Presa di Baghdad

Da Wikipedia, l'enciclopedia libera.
bussola Disambiguazione – Se stai cercando l'episodio della campagna di Mesopotamia della prima guerra mondiale, vedi Presa di Baghdad (1917).

Con l'espressione Presa di Baghdad ci si riferisce all'assedio, alla conquista ed al susseguente saccheggio della città di Baghdad, sede del califfato abbaside, ad opera delle truppe tatare del Khan Hulagu nel 1258.

Assedio di Baghdad

La città, uno dei principali centri culturali e politici della civiltà islamica, venne rasa al suolo, la sua grande biblioteca distrutta, la popolazione decimata, il Califfo ucciso.
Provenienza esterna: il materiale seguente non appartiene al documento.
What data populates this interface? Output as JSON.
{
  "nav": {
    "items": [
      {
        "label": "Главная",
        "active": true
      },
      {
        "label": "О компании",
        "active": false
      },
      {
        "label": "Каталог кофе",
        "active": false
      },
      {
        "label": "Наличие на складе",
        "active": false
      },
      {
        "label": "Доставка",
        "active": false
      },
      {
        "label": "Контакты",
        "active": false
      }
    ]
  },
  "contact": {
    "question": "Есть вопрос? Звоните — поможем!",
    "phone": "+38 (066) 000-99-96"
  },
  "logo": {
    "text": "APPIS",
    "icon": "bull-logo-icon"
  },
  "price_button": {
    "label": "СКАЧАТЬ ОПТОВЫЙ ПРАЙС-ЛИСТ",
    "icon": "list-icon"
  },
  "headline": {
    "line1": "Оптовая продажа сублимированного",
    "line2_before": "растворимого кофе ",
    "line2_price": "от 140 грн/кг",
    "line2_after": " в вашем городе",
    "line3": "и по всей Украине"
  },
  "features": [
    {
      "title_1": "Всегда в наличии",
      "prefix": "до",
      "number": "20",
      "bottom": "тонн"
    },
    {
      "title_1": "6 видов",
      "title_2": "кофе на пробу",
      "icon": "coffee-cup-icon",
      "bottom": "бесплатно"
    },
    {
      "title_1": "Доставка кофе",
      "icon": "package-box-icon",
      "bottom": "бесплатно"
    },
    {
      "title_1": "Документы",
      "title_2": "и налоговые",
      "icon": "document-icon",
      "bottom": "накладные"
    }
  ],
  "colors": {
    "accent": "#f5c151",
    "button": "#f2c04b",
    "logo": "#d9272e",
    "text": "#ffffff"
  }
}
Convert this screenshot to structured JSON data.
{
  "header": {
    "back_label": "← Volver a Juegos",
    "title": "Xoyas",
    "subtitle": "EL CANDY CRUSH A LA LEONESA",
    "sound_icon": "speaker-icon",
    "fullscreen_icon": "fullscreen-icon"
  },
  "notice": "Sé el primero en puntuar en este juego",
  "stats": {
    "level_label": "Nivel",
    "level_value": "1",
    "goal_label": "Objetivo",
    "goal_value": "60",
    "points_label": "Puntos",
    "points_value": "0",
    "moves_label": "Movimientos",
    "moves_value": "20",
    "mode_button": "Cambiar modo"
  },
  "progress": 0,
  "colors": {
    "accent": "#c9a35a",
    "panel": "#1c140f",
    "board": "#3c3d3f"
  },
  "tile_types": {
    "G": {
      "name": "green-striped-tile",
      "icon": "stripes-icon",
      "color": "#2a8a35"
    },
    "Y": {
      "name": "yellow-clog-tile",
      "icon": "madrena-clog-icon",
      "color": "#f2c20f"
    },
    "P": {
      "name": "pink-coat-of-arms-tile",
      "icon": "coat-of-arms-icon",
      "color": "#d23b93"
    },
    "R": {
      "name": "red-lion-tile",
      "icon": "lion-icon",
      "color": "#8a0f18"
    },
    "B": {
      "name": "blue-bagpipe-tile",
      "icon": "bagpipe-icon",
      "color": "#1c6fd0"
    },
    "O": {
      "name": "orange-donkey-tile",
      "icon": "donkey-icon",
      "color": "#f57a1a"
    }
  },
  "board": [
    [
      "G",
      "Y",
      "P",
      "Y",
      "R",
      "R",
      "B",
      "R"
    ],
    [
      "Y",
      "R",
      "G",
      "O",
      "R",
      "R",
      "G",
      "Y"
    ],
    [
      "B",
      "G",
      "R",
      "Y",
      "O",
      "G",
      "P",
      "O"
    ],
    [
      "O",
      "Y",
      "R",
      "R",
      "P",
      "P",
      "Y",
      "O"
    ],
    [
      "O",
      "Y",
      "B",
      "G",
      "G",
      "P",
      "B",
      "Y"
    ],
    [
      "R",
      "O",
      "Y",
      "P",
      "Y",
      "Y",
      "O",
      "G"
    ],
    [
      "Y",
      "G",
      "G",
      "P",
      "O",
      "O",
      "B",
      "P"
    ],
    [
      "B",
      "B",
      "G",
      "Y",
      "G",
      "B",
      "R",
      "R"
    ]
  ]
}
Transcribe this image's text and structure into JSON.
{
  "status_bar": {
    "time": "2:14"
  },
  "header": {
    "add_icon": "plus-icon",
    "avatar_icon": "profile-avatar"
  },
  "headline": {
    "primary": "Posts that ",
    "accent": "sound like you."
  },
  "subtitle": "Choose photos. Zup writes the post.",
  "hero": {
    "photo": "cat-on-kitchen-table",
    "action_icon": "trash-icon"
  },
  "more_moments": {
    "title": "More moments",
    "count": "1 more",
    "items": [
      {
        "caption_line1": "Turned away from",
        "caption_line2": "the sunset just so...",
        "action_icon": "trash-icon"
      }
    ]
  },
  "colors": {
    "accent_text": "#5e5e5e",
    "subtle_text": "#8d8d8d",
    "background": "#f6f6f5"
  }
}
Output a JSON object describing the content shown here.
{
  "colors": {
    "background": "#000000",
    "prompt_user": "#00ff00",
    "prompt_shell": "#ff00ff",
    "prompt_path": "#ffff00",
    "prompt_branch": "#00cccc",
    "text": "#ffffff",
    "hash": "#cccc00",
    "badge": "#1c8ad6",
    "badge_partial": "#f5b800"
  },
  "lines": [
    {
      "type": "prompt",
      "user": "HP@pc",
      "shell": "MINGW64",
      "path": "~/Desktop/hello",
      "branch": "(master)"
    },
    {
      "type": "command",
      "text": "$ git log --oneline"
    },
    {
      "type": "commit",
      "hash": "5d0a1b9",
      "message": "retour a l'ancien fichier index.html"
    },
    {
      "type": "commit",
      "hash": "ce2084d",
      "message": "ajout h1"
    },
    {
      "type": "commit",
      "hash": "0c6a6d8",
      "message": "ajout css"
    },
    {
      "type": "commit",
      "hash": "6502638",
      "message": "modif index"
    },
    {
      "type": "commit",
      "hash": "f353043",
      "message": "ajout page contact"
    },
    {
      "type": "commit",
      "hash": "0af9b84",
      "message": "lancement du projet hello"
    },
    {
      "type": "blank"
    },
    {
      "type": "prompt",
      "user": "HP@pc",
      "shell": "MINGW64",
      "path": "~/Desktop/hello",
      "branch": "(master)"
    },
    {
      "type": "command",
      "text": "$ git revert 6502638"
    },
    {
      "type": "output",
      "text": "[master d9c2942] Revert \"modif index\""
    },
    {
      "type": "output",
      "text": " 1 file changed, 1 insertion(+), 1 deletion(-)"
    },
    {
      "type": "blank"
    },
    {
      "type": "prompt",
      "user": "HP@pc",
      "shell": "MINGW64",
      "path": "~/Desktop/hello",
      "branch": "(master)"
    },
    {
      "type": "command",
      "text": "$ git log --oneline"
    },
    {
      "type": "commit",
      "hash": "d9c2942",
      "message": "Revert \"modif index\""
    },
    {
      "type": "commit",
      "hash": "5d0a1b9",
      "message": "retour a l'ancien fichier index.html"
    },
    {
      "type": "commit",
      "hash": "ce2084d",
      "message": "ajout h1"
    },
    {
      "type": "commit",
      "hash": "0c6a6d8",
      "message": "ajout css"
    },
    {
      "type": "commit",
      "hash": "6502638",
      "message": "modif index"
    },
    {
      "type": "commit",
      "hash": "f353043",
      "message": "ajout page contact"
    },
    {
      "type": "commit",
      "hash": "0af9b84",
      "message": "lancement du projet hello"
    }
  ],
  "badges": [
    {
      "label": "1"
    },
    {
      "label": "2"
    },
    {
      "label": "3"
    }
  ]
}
L'assedio[modifica | modifica sorgente]

Nel 1257 il Gran Khan mongolo Möngke Khan decise d'imporre il suo solido controllo sull'Iraq, la Siria e la Persia. Inviò pertanto il fratello Hulegu in Persia, chiedendo che il califfo si recasse direttamente da Hulegu per incontralo e prendere disposizioni, consegnandogli truppe utili a prendere sotto controllo lo staterello ismailita costituito tra le giogaie persiane e che aveva nella cittadina di Alamut la sua capitale e la sua principale piazzaforte.
Mongke disse a Hulegu che, in caso di rifiuto del califfo, passasse all'uso della forza senza alcuna pietà e che distruggesse Baghdad. Hulegu coscrisse 1 guerriero ogni 10 in Mongolia, non sottostimando il potenziale difensivo dell'entità ismailita e della Città della Pace. La forza così levata viene stimata in circa 150.000 uomini armati, probabilmente la più potente mai organizzata fino ad allora dai Mongoli.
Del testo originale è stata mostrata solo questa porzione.